Cuando se
contemplan las relaciones entre padres e hijos se recuerda el
momento crucial en que el hijo rompe de un puñetazo el cascarón, cuando alcanza la conciencia de su ser, cuando comienza
a vivir por sí mismo, independizándose del padre. Es un momento duro difícil para
los dos, porque el hijo suele romper en pedazos el espejo en que se miraba,
matar simbólicamente al padre, para comenzar a ser sí mismo. Sin embargo, no se
suele incidir en el trastorno que todo eso significa para el padre. Las
novelas, las películas, los ensayos que se han escrito al respecto suelen
adoptar el punto de vista del hijo: novelas de formación o tratados
psicológicos en los que se da al padre por amortizado.
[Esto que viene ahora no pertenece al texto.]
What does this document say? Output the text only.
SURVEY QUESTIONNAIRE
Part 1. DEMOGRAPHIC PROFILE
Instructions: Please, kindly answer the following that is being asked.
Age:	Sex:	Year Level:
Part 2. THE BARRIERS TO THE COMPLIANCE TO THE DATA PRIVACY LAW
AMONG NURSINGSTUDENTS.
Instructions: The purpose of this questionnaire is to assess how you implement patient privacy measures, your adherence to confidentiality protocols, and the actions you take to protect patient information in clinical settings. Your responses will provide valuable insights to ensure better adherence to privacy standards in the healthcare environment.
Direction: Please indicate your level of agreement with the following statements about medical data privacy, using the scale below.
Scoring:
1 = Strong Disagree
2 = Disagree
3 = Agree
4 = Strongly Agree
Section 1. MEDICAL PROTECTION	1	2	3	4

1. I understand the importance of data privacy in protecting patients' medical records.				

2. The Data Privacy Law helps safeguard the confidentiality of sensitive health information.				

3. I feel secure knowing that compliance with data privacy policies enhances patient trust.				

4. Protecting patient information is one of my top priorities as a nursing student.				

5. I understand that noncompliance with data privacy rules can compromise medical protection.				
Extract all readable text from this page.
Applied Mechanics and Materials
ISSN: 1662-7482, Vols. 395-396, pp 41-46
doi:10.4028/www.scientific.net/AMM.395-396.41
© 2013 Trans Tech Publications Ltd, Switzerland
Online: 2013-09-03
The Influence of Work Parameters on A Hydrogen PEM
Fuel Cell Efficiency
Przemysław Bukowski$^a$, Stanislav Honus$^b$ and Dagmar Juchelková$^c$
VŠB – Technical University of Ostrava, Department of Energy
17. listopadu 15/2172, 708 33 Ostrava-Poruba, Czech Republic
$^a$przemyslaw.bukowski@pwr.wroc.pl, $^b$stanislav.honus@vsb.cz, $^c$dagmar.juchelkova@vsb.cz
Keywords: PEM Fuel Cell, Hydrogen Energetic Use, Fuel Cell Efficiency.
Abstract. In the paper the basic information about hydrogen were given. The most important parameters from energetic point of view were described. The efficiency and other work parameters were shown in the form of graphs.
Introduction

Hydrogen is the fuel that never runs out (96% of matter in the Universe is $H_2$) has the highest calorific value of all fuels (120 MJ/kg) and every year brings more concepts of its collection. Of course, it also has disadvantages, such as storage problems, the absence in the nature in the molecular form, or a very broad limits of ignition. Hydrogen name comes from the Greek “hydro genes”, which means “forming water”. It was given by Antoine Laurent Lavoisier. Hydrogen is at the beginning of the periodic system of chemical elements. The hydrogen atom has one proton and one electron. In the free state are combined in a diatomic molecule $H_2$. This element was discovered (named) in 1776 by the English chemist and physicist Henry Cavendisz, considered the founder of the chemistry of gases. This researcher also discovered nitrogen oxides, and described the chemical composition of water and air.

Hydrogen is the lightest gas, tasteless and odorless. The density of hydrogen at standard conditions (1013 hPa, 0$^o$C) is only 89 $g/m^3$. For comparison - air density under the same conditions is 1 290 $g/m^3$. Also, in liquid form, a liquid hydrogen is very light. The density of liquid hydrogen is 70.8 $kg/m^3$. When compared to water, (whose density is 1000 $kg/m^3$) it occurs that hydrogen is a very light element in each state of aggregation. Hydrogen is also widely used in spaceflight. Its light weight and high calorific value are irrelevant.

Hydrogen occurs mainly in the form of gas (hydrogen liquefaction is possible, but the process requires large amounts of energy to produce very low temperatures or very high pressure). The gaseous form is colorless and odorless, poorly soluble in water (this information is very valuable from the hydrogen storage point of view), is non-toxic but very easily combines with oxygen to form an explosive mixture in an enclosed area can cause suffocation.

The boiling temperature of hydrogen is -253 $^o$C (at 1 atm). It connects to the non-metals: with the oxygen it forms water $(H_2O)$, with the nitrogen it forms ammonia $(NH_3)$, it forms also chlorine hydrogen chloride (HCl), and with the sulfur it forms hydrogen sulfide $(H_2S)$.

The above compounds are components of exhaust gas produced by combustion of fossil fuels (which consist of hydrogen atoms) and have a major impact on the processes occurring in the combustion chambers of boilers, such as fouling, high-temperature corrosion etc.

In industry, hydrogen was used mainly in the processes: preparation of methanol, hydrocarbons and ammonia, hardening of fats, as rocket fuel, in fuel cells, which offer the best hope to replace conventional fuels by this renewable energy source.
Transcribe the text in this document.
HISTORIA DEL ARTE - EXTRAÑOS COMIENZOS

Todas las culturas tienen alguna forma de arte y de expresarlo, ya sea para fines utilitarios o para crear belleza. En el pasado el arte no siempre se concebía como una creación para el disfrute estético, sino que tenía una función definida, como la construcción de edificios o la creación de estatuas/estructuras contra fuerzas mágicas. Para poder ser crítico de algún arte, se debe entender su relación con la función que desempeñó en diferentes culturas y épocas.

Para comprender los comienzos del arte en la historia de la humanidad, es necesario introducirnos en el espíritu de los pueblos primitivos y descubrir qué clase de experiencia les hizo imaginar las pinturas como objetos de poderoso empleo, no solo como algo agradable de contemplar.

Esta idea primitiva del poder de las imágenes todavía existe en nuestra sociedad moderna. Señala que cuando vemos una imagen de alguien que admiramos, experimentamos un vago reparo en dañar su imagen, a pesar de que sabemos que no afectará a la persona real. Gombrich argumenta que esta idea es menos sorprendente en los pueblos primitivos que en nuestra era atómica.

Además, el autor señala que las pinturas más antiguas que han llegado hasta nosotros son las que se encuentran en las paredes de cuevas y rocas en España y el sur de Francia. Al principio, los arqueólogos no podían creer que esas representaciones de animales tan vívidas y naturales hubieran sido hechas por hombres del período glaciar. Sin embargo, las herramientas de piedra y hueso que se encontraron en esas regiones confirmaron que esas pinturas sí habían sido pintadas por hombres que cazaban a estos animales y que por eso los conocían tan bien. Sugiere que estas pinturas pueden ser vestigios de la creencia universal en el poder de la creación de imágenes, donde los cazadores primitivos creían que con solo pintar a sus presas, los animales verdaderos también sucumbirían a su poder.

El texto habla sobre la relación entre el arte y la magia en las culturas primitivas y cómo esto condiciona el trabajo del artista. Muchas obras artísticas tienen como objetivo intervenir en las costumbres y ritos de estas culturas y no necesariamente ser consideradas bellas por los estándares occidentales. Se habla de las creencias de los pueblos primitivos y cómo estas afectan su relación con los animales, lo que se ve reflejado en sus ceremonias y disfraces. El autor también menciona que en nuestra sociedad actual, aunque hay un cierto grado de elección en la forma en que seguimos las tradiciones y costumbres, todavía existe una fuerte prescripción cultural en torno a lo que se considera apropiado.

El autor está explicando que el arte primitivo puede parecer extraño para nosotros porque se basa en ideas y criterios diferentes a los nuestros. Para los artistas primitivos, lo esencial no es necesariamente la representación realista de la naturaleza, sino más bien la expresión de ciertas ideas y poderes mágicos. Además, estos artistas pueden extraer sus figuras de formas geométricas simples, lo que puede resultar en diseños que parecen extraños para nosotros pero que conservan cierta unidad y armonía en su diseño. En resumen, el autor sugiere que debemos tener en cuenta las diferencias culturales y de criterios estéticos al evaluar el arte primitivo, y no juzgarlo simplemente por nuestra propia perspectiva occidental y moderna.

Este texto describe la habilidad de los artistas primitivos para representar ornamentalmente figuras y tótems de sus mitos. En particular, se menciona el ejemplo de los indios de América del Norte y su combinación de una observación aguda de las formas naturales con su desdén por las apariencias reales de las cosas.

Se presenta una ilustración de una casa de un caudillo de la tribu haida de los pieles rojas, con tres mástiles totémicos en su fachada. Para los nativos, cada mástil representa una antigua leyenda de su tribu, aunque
Es evidente que no hay
un caso único, múltiples son las personalidades de los niños que salen del
huevo y diversas las formas en que los padres se enfrentan a ese momento. La
propia literatura o el cine ofrece multitud de modelos: Abraham y el conculcado
sacrificio de Isaac, Medea matando a sus dos hijos para vengarse del abandono
de su esposo, Rousseau abandonando en la inclusa a sus hijos, hasta llegar al
padre contemporáneo escindido entre la promesa de libertad e independencia y el
obsesivo cuidado de los hijos.
La película
que dio a conocer al ruso Andrei Zvyagintsev fue Vozvrashchenie (El
regreso) de 2003, premida justamente en Venecia. También aquí se adopta el
punto de vista de los hijos para describir ese momento en el que es necesario
que el padre muera para que el hijo comience a vivir. Como en las grandes
películas, se tiene la sensación de que lo que el autor nos cuenta no se podría
decir con otro arte. La novela, la pintura o el cine nos cuentan cosas que sólo
con su idioma específico se pueden contar, que traducido a oto idioma perdería
buena parte de su sentido. Es en los largos silencios, en el ritmo lento de la
proyección, en los melancólicos paisajes rusos donde el autor deja espacio para
que el espectador vaya comprendiendo, se ponga en el lugar del padre o del hijo
y asuma como propias las emociones de los personajes.
Dos niños
que están dejando de serlo, que viven con su guapa y triste madre y con su
abuela, en algún lugar de la provincia rusa, se ven de pronto sorprendidos por
la llegada de un padre al que no veían desde que eran muy niños. No saben por
qué ha venido, ni siquiera si realmente es su padre. La propuesta inicial que
les hace de ir a pescar se convierte en un viaje de reconocimiento y formación
por los bellísimos parajes de Siberia, hasta llegar a una isla remota donde la
peli alcanzará el climax. Los personajes están muy bien diseñados: un padre visto
con la suficiente distancia como para rodearlo de misterios, del que no se sabe
qué busca o qué esconde, un hijo receloso, predispuesto a acusar al padre de
abandono y de desinterés por sus hijos.
La peli se
parece mucho a las novelas, posteriores, de David Vann, «Sukkvan Island» y «Caribou
Island», un autor que, aunque norteamericano ha nacido y vivido en paisajes
parecidos a los de Zvyagintsev, aunque al otro lado del Pacífico, en Alaska. También
para él el padre es un personaje extraño, casi un enemigo, al que hay que
abatir. El regreso es gran cine, para sesiones de aquellos añorados
cineclubs o de arte y ensayo, como se decía, que te remueve por dentro.